While OpenAI had at least released some of its training data in previous years, it has since closed the kimono completely. Indeed, Greg Brockman told TechCrunch last month of GPT-4, its latest and most powerful large language model to date, that its training data came from a “variety of licensed, created, and publicly available data sources, which may include publicly available personal information,” but he declined to offer anything more specific.
As OpenAI stated upon GPT-4’s release, there is too much downside for the outfit in revealing more than it does. “Given both the competitive landscape and the safety implications of large-scale models like GPT-4, this report contains no further details about the architecture (including model size), hardware, training compute, dataset construction, training method, or similar.”

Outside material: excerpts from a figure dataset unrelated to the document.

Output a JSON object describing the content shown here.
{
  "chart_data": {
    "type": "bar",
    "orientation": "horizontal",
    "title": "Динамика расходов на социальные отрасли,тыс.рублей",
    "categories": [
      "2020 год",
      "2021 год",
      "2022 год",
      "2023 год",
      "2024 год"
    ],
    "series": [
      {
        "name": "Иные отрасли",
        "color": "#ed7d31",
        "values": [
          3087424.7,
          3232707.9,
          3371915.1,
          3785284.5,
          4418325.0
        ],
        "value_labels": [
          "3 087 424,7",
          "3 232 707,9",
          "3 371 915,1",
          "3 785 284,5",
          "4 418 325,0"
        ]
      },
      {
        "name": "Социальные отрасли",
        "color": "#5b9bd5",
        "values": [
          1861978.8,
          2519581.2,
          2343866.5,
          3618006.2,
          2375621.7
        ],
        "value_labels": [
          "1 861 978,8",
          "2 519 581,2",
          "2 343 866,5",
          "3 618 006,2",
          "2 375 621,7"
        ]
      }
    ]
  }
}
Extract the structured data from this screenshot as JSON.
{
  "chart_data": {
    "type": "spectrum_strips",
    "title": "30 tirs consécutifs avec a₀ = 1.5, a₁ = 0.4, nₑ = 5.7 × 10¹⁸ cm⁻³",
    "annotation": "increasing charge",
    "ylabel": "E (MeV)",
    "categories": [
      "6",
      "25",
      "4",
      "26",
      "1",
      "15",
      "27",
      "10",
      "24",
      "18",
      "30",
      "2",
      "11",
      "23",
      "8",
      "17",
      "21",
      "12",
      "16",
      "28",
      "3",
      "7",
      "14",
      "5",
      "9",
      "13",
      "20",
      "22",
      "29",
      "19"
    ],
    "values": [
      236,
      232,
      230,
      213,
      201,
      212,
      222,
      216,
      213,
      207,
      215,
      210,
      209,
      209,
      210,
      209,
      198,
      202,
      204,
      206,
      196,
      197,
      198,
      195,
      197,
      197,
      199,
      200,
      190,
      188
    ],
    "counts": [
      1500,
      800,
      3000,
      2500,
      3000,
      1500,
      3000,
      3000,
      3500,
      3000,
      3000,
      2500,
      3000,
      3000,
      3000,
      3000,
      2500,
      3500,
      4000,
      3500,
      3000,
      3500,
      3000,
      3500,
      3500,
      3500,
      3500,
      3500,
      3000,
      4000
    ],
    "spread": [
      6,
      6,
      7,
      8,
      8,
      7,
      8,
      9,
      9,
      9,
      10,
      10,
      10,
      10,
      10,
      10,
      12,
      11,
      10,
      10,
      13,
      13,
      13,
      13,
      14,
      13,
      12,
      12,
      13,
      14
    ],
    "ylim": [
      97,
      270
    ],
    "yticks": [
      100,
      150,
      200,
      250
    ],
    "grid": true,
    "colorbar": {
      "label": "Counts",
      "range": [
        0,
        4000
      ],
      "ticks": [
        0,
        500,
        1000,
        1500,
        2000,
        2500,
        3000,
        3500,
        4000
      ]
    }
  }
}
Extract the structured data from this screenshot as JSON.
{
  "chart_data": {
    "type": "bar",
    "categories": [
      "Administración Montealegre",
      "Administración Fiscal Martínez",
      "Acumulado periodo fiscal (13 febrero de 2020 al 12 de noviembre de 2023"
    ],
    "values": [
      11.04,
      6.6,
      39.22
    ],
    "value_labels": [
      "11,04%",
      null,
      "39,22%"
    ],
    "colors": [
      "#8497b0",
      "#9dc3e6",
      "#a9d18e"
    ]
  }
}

The same is true of every large language model currently. Google’s Bard chatbot, for example, is based on the LaMDA language model, which is trained on datasets based on internet content called Infiniset. But little else is known about it other than what Google’s research team wrote a year ago, which is that — at some period in the past — it incorporated 2.97 billion documents and 1.12 billion dialogs with 13.39 billion utterances.
Regulators are grappling with what to do. OpenAI — whose technology in particular is spreading like wildfire — is already in the crosshairs of a growing number of countries, including the Italian authority, which has blocked the use of ChatGPT. French, German, Irish, and Canadian data regulators are also investigating how it collects and uses data.
But as Margaret Mitchell, an AI researcher who was formerly Google’s AI ethics co-lead, tells the outlet Technology Review, it might be nearly impossible at this point for these companies to identify individuals’ data and remove it from their models.
As explained by the outlet: OpenAI “could have saved itself a giant headache by building in robust data record-keeping from the start, [according to Mitchell]. Instead, it is common in the AI industry to build data sets for AI models by scraping the web indiscriminately and then outsourcing the work of removing duplicates or irrelevant data points, filtering unwanted things, and fixing typos.”
How to save a life
That these tech companies may actually have limited understanding of what’s now in their models is an obvious challenge to the “data dignity” proposal of Lanier, who calls Altman a “colleague and friend” in his New Yorker piece.
Whether it renders it impossible is something only time will tell.
Certainly, there is merit in wanting to give people ownership over their work, and frustration over the issue could certainly grow as more of the world is reshaped with these new tools.
Whether or not OpenAI and others had the right to scrape the entire internet to feed its algorithms is already at the heart of numerous and wide-ranging copyright infringement lawsuits against them.
But it’s so-called data dignity could also go a long way toward preserving humans’ sanity over time, suggests Lanier in his fascinating New Yorker piece.
As he sees it, universal basic income “amounts to putting everyone on the dole in order to preserve the idea of black-box artificial intelligence.” Meanwhile, ending the “black box nature of our current AI models” would make an accounting of people’s contributions easier — making them far more likely to continue making contributions.
Importantly, Lanier adds, it could also help to “establish a new creative class instead of a new dependent class.” And which would you prefer to be a part of?